Dubai Emiri söz konusu yasayı twitter hesabından duyurdu ve gerekçelerini sıraladı. Şeyh Muhammed konuyla ilgili tweet'lerde milli bir savunma sisteminin oluşmasının ve ülkenin kendi evlatları tarafından korunmasının gereği kadar milliyetçi duygulara da vurgu yapması dikkat çekiciydi. 

Aslında hem Şeyh Muhammed'in yazdıkları hem de sosyal medyada bölge halkının konuyla ilgili yaptığı yorumlar, Körfez'de zorunlu askerliğin neden 'zorunlu' olduğuna dair ipuçları veriyor.
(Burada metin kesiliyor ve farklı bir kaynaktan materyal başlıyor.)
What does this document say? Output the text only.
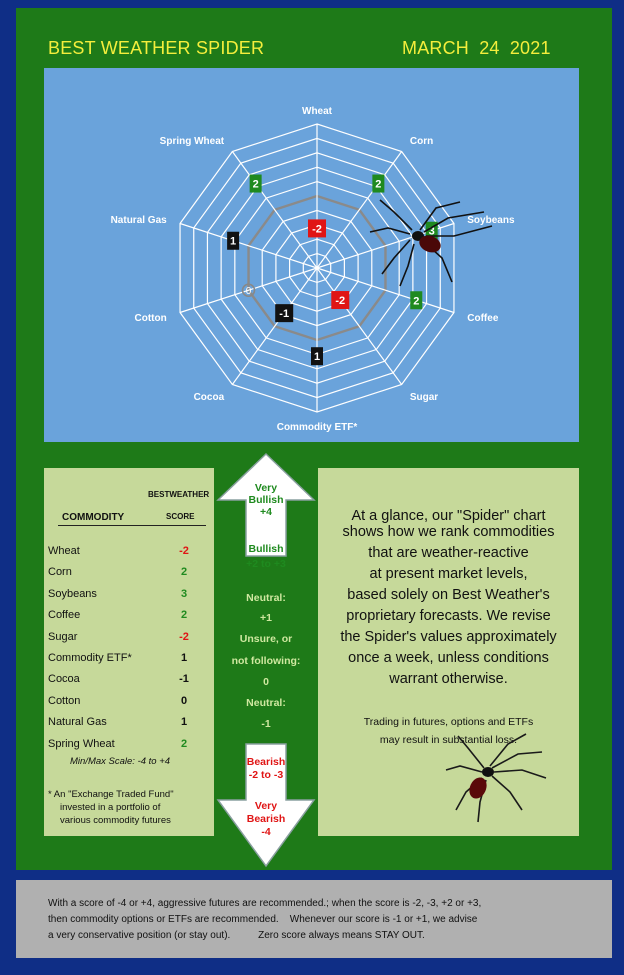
BEST WEATHER SPIDER	MARCH 24 2021
Wheat
Corn
Soybeans
Coffee
Sugar
Commodity ETF*
Cocoa
Cotton
Natural Gas
Spring Wheat
-2
2
3
2
-2
1
-1
0
1
2
BESTWEATHER
COMMODITY	SCORE
Wheat	-2
Corn	2
Soybeans	3
Coffee	2
Sugar	-2
Commodity ETF*	1
Cocoa	-1
Cotton	0
Natural Gas	1
Spring Wheat	2
Min/Max Scale: -4 to +4
* An "Exchange Traded Fund"
invested in a portfolio of
various commodity futures
Very
Bullish
+4
Bullish
+2 to +3
Neutral:
+1
Unsure, or
not following:
0
Neutral:
-1
Bearish
-2 to -3
Very
Bearish
-4
At a glance, our "Spider" chart
shows how we rank commodities
that are weather-reactive
at present market levels,
based solely on Best Weather's
proprietary forecasts. We revise
the Spider's values approximately
once a week, unless conditions
warrant otherwise.
Trading in futures, options and ETFs
may result in substantial loss.
With a score of -4 or +4, aggressive futures are recommended.; when the score is -2, -3, +2 or +3,
then commodity options or ETFs are recommended.    Whenever our score is -1 or +1, we advise
a very conservative position (or stay out).          Zero score always means STAY OUT.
Tarih boyunca ciddi bir savunma ihtiyacı hemen hemen hiç hissetmeyen Körfez ülkeleri, petrol ve doğalgaz keşfedilene dek düzenli bir ordu gereği duymadı. Uzun yıllar Körfez'de çalışmış İngiliz subay Stephen Longrigg'in çok yerinde söylediği gibi, ''Körfez ülkeleri uzun yıllar boyunca arzulanmıyor olmanın konforunu yaşadı.''  

Savunma ihtiyacının hasıl olduğu modern zamanlarda ise bu ülkeler bu ihtiyacı daha çok dışarıdan temin etme yolunu seçti. Zira nüfusları ciddi bir ordu kurmaya yetmediği gibi, tarihsel olarak böyle bir deneyimleri de yoktu. 

Nitekim bugünkü orduların yapısına baktığımızda bu zaafı daha net görmemiz mümkün. Katar ordusunun bugünkü kapasitesi deniz, kara ve hava kuvvetleri olmak üzere yalnızca 11 bin. Daha ilginç olanı, yalnızca üst düzey rütbeli subaylar Katarlı, ordunun büyük çoğunluğu ise Pakistan ve Yemen gibi Arap ülkelerinden gelen paralı askerlerden oluşuyor. 
Nüfusun Katar'a göre daha fazla olduğu BAE'de ise ordu görece daha büyük, yaklaşık 50 bin.  Hem Katar'ın hem de BAE'nin ABD ile güvenlik anlaşmaları bulunuyor, dışarıdan herhangi bir saldırı durumunda ABD'nin bu ülkeleri savunma sözü var. Katar'da ayrıca ABD'nin askeri üssü mevcut. 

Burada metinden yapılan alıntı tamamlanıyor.